Photo by yoppy on Flickr
Sure, ramen is popular throughout the country, but in Sapporo the sheer variety will make you dizzy. Yet no matter which soup base or sans-soup flavoring you choose (miso-based soups are a local favorite), the fresh, chewy noodles in this town are top of the line! Just visit the city’s ramen alley in Susukino or the ramen republic near the city’s main station to find out for yourself. Sapporo’s innovative ramen chefs continue to experiment with the ubiquitous noodle—visit the hip 175 Deno tantan-men shop across the street from Sapporo Station, where such copious amounts of sansho, a Japanese citrus pepper, is added to the adapted version of Sichuan Dan Dan noodles that your tongue will literally tingle.
A trend that began in Sapporo in the early 2000s and is spreading nationwide, soup curry is more pungent, has more depth, and is, as to be expected, more soupy, than your typical Japanese curry. It often includes big chunks of vegetables and a chicken leg that has soaked in the curry long enough to be completely infused with the spices. There are dozens of curry joints scattered across the city; they usually let customers choose their own heat (spiciness) level and volume of accompanying rice.

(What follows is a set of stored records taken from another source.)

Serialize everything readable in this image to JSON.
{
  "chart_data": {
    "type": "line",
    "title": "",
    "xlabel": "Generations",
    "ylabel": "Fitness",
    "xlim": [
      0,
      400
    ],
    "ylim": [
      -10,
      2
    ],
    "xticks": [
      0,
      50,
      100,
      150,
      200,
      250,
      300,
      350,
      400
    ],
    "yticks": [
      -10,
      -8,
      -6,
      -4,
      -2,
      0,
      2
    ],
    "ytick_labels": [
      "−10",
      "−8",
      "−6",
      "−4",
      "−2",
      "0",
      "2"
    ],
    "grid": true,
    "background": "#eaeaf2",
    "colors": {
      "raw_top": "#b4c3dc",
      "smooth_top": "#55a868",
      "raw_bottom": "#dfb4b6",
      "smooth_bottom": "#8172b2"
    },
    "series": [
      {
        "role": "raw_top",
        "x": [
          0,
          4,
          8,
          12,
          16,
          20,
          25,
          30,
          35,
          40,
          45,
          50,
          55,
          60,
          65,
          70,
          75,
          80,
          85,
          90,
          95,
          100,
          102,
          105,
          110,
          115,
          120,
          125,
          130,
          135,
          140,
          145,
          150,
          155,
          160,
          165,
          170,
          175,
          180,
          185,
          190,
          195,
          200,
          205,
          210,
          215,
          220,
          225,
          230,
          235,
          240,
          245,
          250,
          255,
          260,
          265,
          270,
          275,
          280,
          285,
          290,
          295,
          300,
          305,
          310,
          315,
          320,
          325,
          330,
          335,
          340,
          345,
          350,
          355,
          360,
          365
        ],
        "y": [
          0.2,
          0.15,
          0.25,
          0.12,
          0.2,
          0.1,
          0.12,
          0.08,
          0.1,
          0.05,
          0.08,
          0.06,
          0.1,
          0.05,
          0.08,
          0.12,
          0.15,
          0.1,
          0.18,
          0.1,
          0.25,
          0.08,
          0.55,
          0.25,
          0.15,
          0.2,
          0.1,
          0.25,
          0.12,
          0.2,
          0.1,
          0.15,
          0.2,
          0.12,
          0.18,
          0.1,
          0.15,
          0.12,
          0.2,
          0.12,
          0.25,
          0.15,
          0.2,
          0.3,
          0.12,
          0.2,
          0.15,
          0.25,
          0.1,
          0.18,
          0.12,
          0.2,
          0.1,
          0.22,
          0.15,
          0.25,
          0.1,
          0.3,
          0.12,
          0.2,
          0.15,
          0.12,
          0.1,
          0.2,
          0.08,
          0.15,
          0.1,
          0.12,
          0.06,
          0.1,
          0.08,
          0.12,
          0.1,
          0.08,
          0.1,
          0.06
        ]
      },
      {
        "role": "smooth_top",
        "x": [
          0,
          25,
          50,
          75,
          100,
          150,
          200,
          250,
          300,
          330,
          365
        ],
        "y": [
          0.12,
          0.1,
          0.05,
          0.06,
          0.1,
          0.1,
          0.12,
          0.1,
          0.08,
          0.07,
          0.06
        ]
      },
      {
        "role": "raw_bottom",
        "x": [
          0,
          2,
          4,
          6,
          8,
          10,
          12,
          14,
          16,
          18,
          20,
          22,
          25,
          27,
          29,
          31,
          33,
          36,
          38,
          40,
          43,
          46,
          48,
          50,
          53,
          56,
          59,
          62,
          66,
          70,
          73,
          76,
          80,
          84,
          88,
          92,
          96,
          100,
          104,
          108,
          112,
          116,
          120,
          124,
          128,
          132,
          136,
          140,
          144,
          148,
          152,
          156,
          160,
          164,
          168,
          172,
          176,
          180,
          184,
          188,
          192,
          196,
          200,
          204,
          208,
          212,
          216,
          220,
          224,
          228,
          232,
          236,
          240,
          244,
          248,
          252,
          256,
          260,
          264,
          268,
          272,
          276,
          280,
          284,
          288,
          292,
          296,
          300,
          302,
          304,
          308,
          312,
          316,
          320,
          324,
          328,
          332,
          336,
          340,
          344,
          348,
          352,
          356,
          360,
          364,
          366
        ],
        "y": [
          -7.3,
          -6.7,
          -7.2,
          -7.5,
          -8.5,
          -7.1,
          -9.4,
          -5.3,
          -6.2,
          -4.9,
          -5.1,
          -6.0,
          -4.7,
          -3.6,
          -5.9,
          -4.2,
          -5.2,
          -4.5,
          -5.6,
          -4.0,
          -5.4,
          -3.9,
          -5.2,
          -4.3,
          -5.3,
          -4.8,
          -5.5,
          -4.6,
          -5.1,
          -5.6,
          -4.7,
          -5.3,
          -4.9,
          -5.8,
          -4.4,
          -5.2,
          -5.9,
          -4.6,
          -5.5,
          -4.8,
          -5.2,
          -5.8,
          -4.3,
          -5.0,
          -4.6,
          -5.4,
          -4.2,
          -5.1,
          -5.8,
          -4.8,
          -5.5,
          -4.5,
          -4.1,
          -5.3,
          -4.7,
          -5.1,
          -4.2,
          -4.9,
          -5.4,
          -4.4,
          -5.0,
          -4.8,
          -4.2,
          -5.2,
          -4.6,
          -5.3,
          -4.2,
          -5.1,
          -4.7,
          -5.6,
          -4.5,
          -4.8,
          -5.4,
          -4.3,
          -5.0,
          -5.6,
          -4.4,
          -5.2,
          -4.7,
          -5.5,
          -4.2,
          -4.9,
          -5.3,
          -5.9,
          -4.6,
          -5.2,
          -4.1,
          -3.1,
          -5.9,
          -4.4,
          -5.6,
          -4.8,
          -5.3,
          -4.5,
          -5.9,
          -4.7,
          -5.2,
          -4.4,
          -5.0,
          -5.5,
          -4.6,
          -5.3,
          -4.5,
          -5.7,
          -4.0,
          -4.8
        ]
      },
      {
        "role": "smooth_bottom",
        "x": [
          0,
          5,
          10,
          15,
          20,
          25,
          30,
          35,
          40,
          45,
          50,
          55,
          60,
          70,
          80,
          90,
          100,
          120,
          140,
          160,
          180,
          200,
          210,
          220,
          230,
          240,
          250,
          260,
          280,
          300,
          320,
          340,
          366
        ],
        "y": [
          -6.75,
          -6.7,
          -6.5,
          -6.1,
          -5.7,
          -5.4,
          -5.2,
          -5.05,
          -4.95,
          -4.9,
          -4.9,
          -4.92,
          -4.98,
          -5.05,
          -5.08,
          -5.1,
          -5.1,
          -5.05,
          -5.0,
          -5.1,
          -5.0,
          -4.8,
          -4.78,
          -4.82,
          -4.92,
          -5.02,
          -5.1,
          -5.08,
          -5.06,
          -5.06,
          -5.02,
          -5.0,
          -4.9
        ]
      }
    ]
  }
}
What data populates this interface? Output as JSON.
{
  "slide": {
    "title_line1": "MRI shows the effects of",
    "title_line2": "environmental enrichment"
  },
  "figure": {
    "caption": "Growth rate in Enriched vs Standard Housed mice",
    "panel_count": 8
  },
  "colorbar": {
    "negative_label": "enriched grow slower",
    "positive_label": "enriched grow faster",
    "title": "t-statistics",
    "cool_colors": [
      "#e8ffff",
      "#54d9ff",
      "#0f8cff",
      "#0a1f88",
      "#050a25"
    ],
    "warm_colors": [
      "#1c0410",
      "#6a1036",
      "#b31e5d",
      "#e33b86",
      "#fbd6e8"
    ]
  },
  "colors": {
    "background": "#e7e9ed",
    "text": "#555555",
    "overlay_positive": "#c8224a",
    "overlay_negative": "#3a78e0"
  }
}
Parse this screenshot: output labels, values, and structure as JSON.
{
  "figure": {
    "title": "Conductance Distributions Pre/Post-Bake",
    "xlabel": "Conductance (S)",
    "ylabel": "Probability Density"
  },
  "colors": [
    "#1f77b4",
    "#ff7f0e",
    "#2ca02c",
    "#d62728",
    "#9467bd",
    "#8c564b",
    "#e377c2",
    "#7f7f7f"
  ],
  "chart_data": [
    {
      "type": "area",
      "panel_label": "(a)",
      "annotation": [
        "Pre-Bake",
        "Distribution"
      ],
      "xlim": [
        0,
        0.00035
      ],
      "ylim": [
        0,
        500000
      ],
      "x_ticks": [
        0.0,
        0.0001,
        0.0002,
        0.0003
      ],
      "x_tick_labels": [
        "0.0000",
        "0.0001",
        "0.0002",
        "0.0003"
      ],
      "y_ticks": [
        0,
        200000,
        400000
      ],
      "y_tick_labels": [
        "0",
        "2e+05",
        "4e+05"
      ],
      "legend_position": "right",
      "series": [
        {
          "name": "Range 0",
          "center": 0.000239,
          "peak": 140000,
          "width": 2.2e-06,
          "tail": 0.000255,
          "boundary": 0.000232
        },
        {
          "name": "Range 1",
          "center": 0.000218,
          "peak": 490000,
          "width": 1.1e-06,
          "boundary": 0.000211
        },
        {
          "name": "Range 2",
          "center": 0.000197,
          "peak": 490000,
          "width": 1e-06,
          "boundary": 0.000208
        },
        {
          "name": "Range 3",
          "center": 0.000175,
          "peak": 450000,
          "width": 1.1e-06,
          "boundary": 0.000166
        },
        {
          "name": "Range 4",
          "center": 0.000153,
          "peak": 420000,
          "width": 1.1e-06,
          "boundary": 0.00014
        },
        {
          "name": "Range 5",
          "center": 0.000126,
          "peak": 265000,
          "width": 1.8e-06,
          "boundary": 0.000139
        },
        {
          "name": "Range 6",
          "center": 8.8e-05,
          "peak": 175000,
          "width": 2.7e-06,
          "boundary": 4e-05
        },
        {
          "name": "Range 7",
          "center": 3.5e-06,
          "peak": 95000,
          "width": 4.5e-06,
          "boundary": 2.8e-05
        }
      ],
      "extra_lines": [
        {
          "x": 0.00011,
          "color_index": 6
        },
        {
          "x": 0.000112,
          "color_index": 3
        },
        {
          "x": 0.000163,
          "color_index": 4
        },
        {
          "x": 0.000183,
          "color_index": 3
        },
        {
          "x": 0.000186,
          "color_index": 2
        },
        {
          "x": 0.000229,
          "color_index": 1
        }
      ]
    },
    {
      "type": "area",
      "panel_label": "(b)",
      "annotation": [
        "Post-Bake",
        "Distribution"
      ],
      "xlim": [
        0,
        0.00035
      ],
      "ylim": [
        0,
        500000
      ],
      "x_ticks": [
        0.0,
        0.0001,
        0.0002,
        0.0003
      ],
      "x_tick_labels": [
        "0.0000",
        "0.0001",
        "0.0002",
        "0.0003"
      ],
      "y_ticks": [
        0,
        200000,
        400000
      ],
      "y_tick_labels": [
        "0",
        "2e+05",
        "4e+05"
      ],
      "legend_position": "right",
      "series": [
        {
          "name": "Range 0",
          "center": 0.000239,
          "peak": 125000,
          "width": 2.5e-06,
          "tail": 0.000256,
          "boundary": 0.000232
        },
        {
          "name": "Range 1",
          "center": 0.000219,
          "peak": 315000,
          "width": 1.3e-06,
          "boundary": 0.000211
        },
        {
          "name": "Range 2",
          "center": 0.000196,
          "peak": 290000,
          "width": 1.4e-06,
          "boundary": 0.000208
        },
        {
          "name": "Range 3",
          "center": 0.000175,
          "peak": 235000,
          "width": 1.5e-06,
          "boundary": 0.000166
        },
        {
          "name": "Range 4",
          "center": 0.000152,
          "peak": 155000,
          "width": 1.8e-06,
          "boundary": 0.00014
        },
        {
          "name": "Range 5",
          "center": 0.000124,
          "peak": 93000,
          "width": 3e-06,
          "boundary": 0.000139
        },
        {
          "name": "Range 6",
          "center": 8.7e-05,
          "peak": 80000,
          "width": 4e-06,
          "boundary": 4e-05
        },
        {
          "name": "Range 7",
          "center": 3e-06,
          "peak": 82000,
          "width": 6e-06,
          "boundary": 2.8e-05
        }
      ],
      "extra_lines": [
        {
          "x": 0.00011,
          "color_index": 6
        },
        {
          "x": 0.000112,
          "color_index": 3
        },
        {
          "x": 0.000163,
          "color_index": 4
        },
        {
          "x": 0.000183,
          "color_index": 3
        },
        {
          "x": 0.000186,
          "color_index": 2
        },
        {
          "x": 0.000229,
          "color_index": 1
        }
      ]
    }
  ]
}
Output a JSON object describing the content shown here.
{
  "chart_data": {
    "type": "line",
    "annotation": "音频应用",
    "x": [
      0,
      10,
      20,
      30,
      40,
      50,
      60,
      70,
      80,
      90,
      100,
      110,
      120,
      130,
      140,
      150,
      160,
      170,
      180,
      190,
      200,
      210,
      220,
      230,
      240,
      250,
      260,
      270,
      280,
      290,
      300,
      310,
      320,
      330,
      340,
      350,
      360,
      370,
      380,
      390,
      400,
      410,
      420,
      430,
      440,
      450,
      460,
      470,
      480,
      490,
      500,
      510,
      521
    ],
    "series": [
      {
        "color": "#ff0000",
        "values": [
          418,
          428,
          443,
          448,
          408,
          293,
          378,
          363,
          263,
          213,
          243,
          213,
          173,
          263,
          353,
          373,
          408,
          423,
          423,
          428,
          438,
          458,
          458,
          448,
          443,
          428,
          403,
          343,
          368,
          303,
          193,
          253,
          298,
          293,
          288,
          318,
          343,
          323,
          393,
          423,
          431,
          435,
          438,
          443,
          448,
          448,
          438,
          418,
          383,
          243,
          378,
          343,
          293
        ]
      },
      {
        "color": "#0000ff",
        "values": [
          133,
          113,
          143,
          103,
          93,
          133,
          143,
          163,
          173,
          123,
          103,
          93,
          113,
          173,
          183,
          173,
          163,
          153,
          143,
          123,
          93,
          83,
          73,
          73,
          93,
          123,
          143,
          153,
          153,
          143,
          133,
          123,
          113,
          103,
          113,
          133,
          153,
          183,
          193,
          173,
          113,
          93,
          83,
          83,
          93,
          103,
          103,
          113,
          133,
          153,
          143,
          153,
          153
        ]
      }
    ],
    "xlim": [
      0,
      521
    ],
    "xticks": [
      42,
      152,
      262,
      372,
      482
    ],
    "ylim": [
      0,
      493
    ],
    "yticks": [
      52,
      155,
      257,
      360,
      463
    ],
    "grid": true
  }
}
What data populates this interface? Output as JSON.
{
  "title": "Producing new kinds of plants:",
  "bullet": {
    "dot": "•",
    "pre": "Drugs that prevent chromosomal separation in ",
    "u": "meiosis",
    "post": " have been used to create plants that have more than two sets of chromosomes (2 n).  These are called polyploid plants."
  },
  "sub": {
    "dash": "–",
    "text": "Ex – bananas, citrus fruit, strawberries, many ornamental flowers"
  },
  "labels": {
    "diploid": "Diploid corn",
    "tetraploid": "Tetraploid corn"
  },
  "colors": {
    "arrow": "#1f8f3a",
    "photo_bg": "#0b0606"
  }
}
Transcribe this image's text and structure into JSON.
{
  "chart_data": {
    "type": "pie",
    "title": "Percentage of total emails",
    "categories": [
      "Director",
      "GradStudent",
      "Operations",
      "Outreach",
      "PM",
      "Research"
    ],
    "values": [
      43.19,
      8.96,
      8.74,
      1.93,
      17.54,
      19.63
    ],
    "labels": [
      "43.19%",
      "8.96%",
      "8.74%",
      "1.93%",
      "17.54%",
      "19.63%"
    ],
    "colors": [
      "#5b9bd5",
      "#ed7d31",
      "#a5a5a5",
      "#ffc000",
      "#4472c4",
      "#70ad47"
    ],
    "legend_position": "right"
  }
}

For those who drink alcohol, Sapporo beer is of course a worldwide brand. You can learn all about the history of beer making in Hokkaido on Sapporo’s beer museum tour (free admission and paid tastings). You can relax, dine, and drink to your fill at the museum’s adjacent beer garden, a favorite spot for Sapporo visitors.
Don’t forget that Hokkaido is the heart of Japan’s dairy industry, which makes it the ideal place, naturally, to partake in the country’s freshest ice cream. Parfaits and soft cream seem to be available on every corner in Sapporo, but I highly recommend Machimura Farm, because who doesn’t love a dollop of milky goodness on a roasted tea-flavored donut??
Take advantage of the “Welcome! Hokkaido” campaign to find discounts on flight and railway tickets, accommodations, and more. For a list of services and discounts, see the JNTO site or inquire with Japan’s major travel service providers, Rakuten, Jalan, and JTB.